Gulf Countries Sanction Iranian, Hizballah-Linked Networks | Kharon The Kharon Brief

Gulf Countries Sanction Iranian, Hizballah-Linked Networks

Seven Gulf countries that are members of the Terrorist Financing Targeting Center (TFTC) announced Wednesday they jointly sanctioned 25 targets affiliated with Iran’s Islamic Revolutionary Guard Corps (IRGC) and Hizballah.

All of the parties sanctioned by the TFTC were previously designated by the U.S. Treasury Department. The TFTC, created in 2017, deepened collaborative efforts between the U.S. and its Gulf partners against terrorism financing. The TFTC designations, the largest ever coordinated by the body, according to the Treasury, coincided with a trip by Treasury Secretary Steven Mnuchin to an investment forum in Saudi Arabia.

“The TFTC’s coordinated disruption of the financial networks used by the Iranian regime to fund terrorism is a powerful demonstration of Gulf unity,” Mnuchin said. “This action demonstrates the unified position of the Gulf nations and the United States that Iran will not be allowed to escalate its malign activity in the region.”

Twenty-one of the TFTC-sanctioned parties comprise a network of businesses known as Bonyad Taavon Basij, which provides financial support to the Basij Resistance Force, a paramilitary force subordinate to the IRGC. The U.S. sanctioned the Bonyad network in October 2018. 

The Bonyad network uses shell companies and other measures to mask Basij ownership and control over companies in Iran’s automotive, mining, metals and banking industries, many of which have significant dealings across the Middle East and Europe, according to the U.S. Treasury. Though most of the Bonyad network’s holdings are in Iran, several of its subsidiaries and branches are based abroad, including the U.K., Turkey, Armenia, Kazakhstan and South Korea, Kharon found in November 2018. Dozens of firms and financial institutions in Iran, Western Europe, the Middle East and Asia have engaged in commercial relationships with the Bonyad network, its designated affiliates or their majority-owned holdings, Kharon found.

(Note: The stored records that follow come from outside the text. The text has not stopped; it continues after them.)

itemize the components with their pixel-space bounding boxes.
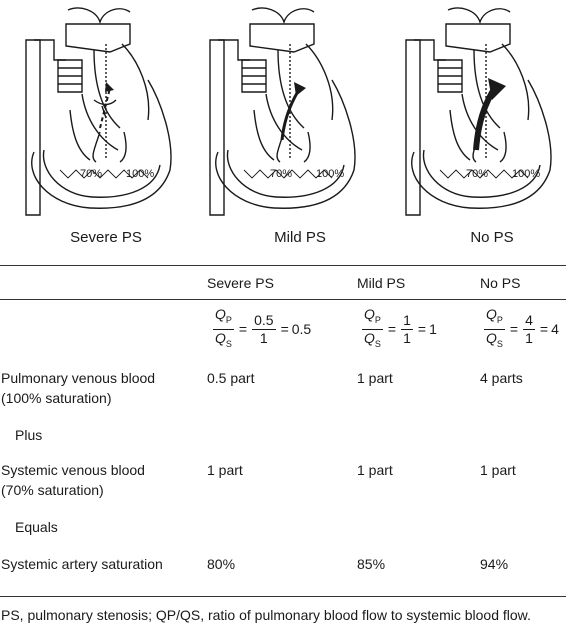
column-header-mild-ps: Mild PS [357, 275, 406, 291]
heart-diagram-mild-ps: 70% 100% [200, 0, 366, 222]
ratio-result: 4 [551, 321, 559, 338]
column-header-severe-ps: Severe PS [207, 275, 274, 291]
qp-qs-fraction: QP QS [484, 306, 505, 349]
ratio-equation-no-ps: QP QS = 4 1 = 4 [482, 306, 559, 353]
table-cell: 1 part [480, 462, 516, 478]
row-label-equals: Equals [15, 519, 58, 535]
table-cell: 94% [480, 556, 509, 572]
low-saturation-label: 70% [80, 168, 102, 180]
table-cell: 0.5 part [207, 370, 255, 386]
ratio-equation-severe-ps: QP QS = 0.5 1 = 0.5 [211, 306, 311, 353]
table-cell: 80% [207, 556, 236, 572]
heart-caption-mild-ps: Mild PS [274, 229, 326, 246]
ratio-equation-mild-ps: QP QS = 1 1 = 1 [360, 306, 437, 353]
qp-qs-fraction: QP QS [213, 306, 234, 349]
qp-qs-fraction: QP QS [362, 306, 383, 349]
low-saturation-label: 70% [270, 168, 292, 180]
heart-illustration: 70% 100% [25, 7, 172, 216]
table-header-rule [0, 299, 566, 300]
high-saturation-label: 100% [126, 168, 154, 180]
low-saturation-label: 70% [466, 168, 488, 180]
heart-illustration: 70% 100% [209, 7, 356, 216]
table-top-rule [0, 265, 566, 266]
heart-illustration: 70% 100% [405, 7, 552, 216]
footnote: PS, pulmonary stenosis; QP/QS, ratio of … [1, 607, 531, 623]
table-cell: 1 part [357, 370, 393, 386]
heart-caption-severe-ps: Severe PS [70, 229, 142, 246]
ratio-result: 1 [429, 321, 437, 338]
heart-caption-no-ps: No PS [470, 229, 514, 246]
table-cell: 85% [357, 556, 386, 572]
value-fraction: 0.5 1 [252, 311, 276, 346]
ratio-result: 0.5 [291, 321, 312, 338]
table-cell: 4 parts [480, 370, 523, 386]
row-label-plus: Plus [15, 427, 43, 443]
value-fraction: 1 1 [401, 311, 413, 346]
heart-diagram-severe-ps: 70% 100% [10, 0, 176, 222]
table-bottom-rule [0, 596, 566, 597]
row-label-systemic-artery-saturation: Systemic artery saturation [1, 556, 163, 572]
table-cell: 1 part [357, 462, 393, 478]
heart-diagram-no-ps: 70% 100% [396, 0, 562, 222]
value-fraction: 4 1 [523, 311, 535, 346]
row-label-pulmonary-venous: Pulmonary venous blood (100% saturation) [1, 370, 156, 406]
table-cell: 1 part [207, 462, 243, 478]
high-saturation-label: 100% [512, 168, 540, 180]
high-saturation-label: 100% [316, 168, 344, 180]
row-label-systemic-venous: Systemic venous blood (70% saturation) [1, 462, 145, 498]
column-header-no-ps: No PS [480, 275, 521, 291]
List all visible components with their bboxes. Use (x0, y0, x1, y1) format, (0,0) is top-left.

The other four TFTC-designated parties are Hizballah-affiliated individuals who lead and coordinate the group’s operational, financial and intelligence activities in Iraq, the Treasury said. They were sanctioned by the U.S. in November 2018.

The TFTC designations come a day after Human Rights Watch said in a report that U.S. sanctions on Iran have “drastically constrained” the ability for Iran to finance humanitarian imports, including medicine, threatening the health of Iranians. The U.S. restrictions on financing Iran-related trade have forced Iranian pharmaceutical companies to turn to the hawala system to route transactions that are authorized under U.S. law, Human Rights Watch said. 

Saudi Arabia sanctioned an additional three parties, according to the Arabic-language TFTC statement, all of whom were previously designated by the U.S.

Analysts from the Counterterrorism/Middle East team contributed to this report.